We are reinforced in our conclusion by the uncontested facts that, since the advent of the charter in April, 1967, the town manager has made all the appointments to the fire department (including chief) and has exercised plenary supervision of that department. The town in this case is much like an administrative agency, to whose reasonable and consistent interpretation of statutes pertaining to that agency we grant deference. See Boston Neighborhood Taxi Assn. v. Department of Pub. Util., 410 Mass. 686, 692 (1991); Board of Educ. v. School Comm. of Quincy, 415 Mass. 240, 244 (1993); International Bhd. of Elec. Wkrs. v. Western Mass. Elec. Co., 15 Mass. App. Ct. 25, 28 (1982).
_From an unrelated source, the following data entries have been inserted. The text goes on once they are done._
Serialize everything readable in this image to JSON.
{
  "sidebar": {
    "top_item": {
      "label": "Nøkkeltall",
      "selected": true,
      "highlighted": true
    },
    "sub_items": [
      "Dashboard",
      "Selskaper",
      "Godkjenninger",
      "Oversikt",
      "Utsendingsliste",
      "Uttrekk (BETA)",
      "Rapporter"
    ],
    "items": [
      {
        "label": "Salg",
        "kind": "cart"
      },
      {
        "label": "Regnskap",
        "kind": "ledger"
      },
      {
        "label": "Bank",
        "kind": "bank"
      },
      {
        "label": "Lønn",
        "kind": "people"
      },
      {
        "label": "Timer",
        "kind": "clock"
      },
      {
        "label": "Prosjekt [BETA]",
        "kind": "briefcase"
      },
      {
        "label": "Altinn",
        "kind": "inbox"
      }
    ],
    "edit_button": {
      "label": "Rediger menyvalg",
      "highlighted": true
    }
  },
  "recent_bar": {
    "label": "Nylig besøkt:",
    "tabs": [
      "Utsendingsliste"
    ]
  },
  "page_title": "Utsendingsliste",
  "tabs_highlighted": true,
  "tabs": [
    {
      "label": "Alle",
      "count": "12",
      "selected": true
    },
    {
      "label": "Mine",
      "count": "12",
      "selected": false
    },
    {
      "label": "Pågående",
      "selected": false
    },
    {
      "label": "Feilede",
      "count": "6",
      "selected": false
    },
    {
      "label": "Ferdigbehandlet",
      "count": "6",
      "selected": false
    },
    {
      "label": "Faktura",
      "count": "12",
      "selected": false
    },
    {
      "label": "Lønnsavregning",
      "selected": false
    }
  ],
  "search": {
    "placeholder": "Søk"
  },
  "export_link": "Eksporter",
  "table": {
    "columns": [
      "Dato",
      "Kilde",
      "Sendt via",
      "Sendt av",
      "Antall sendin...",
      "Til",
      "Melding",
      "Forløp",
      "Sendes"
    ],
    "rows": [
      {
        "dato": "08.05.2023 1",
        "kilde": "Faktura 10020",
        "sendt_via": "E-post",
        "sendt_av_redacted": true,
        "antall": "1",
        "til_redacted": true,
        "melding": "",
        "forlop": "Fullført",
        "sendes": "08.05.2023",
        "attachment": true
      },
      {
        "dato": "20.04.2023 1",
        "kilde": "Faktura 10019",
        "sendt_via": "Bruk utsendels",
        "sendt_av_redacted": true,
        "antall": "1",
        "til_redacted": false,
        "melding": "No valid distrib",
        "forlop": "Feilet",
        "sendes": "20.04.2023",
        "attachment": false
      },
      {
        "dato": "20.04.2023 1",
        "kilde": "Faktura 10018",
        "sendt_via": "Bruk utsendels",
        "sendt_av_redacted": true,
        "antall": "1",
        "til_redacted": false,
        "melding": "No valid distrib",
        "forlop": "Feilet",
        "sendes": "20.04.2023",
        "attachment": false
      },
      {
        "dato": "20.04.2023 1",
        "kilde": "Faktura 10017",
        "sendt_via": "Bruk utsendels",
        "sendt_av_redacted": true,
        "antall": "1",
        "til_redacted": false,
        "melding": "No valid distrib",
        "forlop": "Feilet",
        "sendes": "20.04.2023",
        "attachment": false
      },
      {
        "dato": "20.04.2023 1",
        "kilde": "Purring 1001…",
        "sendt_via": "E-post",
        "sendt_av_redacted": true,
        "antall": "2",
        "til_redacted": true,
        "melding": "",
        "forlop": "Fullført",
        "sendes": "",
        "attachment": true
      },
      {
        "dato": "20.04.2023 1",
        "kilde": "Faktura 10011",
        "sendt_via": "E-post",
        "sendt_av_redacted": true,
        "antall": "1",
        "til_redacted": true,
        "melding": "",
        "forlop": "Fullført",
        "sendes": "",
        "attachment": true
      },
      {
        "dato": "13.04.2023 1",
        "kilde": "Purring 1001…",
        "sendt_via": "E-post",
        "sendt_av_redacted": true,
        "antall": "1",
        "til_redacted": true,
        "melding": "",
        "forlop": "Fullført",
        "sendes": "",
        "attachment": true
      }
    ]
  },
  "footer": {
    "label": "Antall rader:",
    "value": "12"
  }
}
To this we may add that a view of the interrelation of the “strong” fire chief statute and the charter in which the charter is dominant comports with the purpose of the city or town manager form of governance. That purpose is to concentrate administrative authority and responsibility in a professional manager, to the end of efficient and economic administration of municipal affairs. See Williams v. City Manager of Haverhill, 330 Mass. 14, 17-19 (1953); 2 McQuillin, Municipal Corporations § 9.21 (3d rev. ed. 1988).
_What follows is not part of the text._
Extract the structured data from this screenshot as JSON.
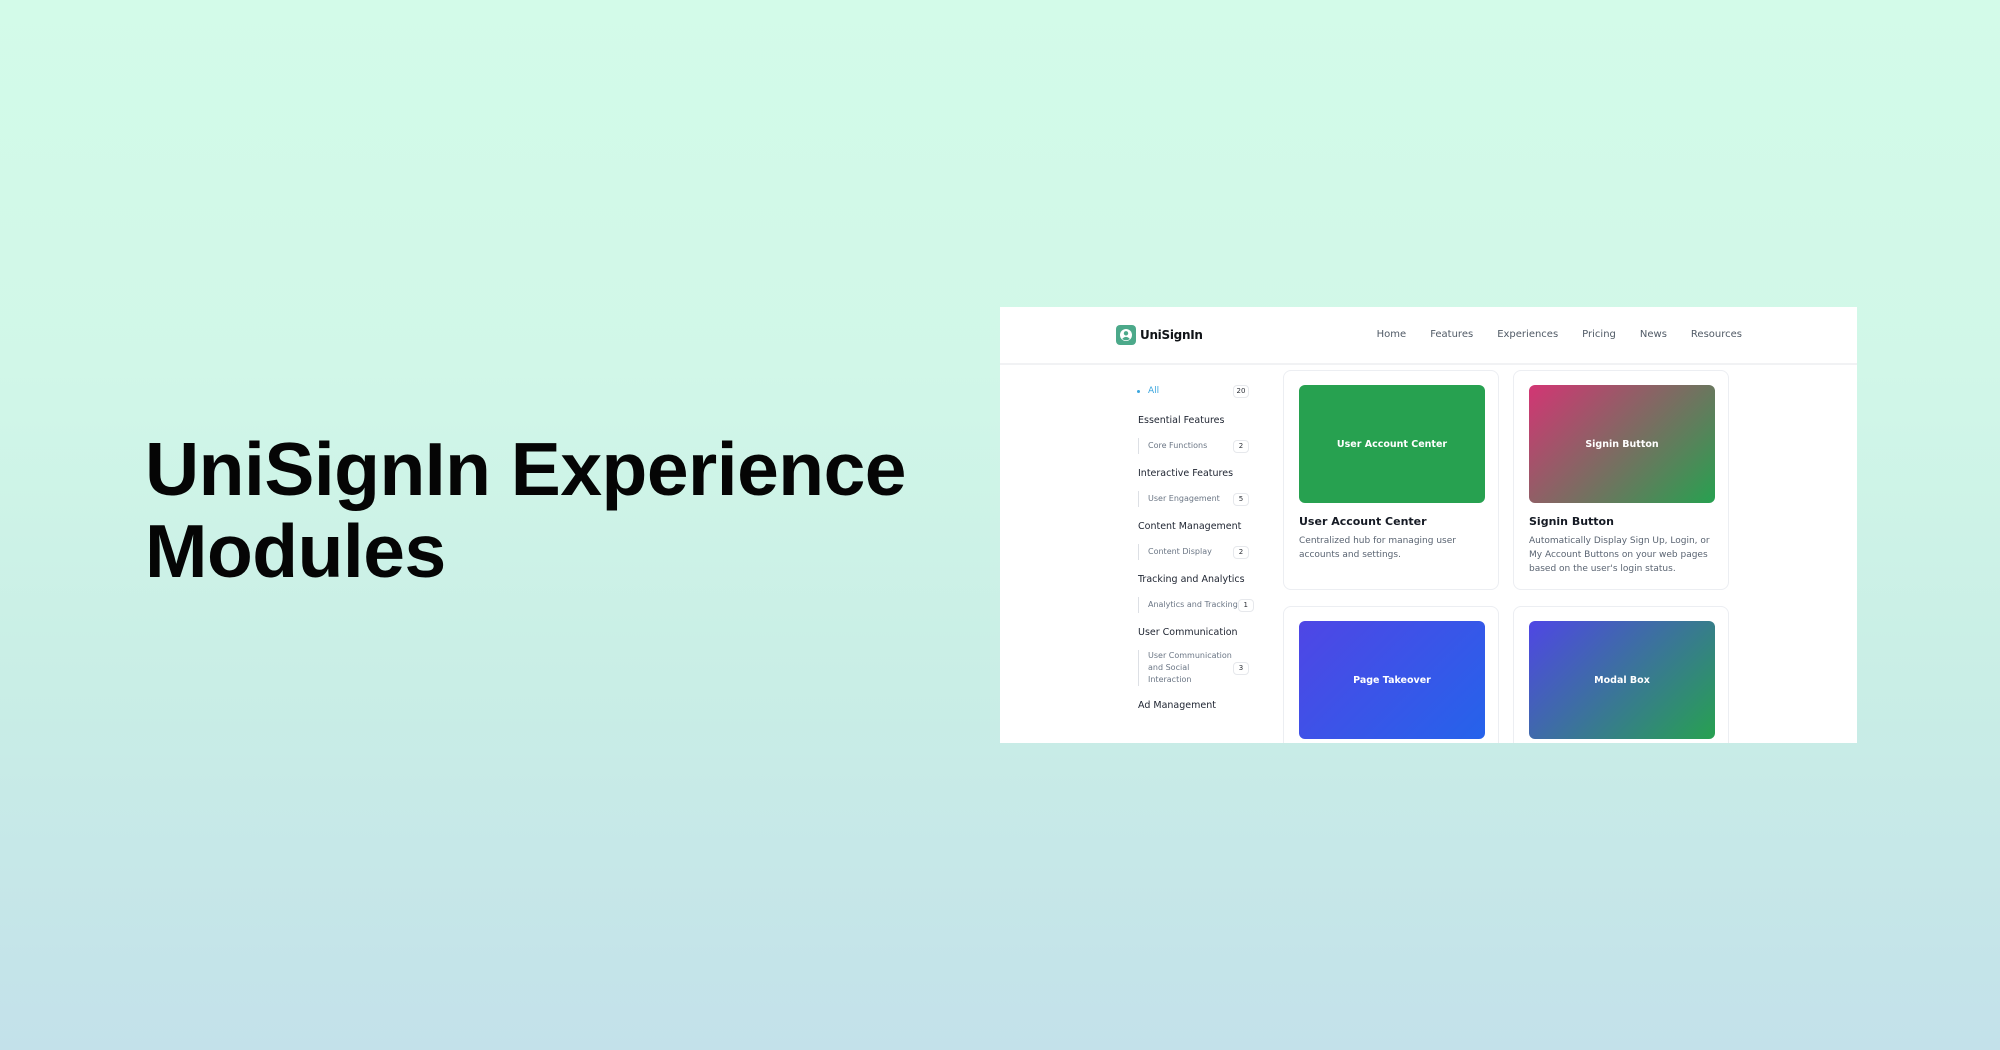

In 1987, an article on the warrant of the annual town meeting to revoke acceptance of G. L. c. 48, § 42, was defeated. The fire fighters urge this as emblematic of a legislative will in Ipswich to adhere to the dominance of the fire department by its chief. While express disengagement by Ipswich from § 42 would surely have simplified the exercise in interpretation which we have just performed, it would not have altered the meaning of the charter when adopted in 1967. Weight is seldom ascribed to the failure by a legislative body to adopt a measure placed before it for consideration. See Franklin v. Albert, 381 Mass. 611, 615-616 (1980). The reason could be, for example, that the legislative body did not think the measure necessary, a cogent enough reason *667in this case in the light of twenty years of practice by the town and the town manager.

The judgment of dismissal is vacated and a new judgment is to enter declaring that the town manager of Ipswich has the authority to appoint the fire chief and subordinate personnel and to organize, reorganize, and administer the fire department of Ipswich.

So ordered.

It requires an imaginative reading of the complaint to understand that there is a controversy and what it is about. We accept the statement of the parties in their respective briefs about the nature of the controversy.
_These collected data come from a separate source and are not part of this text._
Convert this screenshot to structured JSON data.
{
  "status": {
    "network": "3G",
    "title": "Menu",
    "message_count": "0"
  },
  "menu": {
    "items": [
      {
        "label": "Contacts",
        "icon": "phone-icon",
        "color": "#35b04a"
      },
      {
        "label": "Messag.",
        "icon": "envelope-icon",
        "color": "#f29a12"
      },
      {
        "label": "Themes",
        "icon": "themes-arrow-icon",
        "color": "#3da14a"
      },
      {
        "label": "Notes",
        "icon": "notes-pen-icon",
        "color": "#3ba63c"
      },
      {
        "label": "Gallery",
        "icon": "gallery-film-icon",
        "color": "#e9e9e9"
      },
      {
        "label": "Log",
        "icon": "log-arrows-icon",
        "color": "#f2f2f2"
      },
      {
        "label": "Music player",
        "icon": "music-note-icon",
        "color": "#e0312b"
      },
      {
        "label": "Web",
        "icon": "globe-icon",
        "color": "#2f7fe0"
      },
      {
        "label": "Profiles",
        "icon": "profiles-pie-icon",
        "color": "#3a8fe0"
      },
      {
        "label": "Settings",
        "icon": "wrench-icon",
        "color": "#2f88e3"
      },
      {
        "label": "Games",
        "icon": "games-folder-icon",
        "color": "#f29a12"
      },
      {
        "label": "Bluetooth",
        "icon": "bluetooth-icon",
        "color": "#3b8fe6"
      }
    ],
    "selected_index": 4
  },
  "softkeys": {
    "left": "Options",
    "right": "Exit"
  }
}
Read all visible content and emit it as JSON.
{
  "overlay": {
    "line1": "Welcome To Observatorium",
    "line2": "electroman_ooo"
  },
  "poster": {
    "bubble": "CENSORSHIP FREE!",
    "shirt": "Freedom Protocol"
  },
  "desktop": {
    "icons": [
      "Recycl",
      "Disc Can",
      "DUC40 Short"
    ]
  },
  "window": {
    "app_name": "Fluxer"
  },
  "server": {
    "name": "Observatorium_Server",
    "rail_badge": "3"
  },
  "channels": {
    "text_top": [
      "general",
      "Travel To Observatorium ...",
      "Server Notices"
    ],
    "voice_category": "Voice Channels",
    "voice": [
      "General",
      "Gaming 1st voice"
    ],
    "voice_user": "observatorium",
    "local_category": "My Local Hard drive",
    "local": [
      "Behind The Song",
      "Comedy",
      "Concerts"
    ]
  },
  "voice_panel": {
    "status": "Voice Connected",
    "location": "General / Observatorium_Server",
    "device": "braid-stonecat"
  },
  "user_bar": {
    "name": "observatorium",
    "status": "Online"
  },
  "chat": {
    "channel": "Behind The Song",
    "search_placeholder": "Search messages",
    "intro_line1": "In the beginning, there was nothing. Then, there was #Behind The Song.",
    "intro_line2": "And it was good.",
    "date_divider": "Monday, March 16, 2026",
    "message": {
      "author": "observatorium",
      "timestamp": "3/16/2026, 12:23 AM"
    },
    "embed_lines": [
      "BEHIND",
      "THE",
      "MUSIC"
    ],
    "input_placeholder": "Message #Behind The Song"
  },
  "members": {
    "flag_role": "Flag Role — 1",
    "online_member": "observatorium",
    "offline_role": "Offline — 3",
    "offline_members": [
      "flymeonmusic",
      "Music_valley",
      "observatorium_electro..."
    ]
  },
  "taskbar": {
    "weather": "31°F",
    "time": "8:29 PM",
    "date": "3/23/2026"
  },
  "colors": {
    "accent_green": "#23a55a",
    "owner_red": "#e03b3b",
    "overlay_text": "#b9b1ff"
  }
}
Call fire fighters respond to fire alarms from their homes or places of employment. See Morse v. Selectmen of Ashland, 7 Mass. App. Ct. 739, 744 n.7 (1979).

After having so declared, the judge entered a judgment dismissing the complaint. When a court reaches the merits on a complaint for declaratory judgment, the judgment should declare the rights of the parties rather than dismiss the complaint. Gennari v. Revere, 23 Mass. App. Ct. 979, 980 (1987). This is so even when the case is decided on a motion for summary judgment. 146 Dundas Corp. v. Chemical Bank, 400 Mass. 588, 589 n.4 (1987).

General Laws c. 48, § 42, is one of that category of statutes relating to cities and towns which applies in a municipality only when the legislative body of the municipality has accepted the provisions of the statute.

Sections of the town charter except, in an instance not here relevant, correspond with St. 1966, c. 620. For example, the text of § 11(a) of the charter appears in St. 1966, c. 620, § 11(a).

Charter § 30 provides: “All laws, by-laws, rules and regulations in force in the town of Ipswich when this act takes effect, not inconsistent with its provisions, whether enacted by authority of the town or any other authority, shall continue in full force and effect until otherwise provided by law, by-law or vote, respectively; all other laws, by-laws, rules and regulations, so far as they refer to the town of Ipswich, are hereby repealed and annulled, but such repeal shall not revive any preexisting enactment.”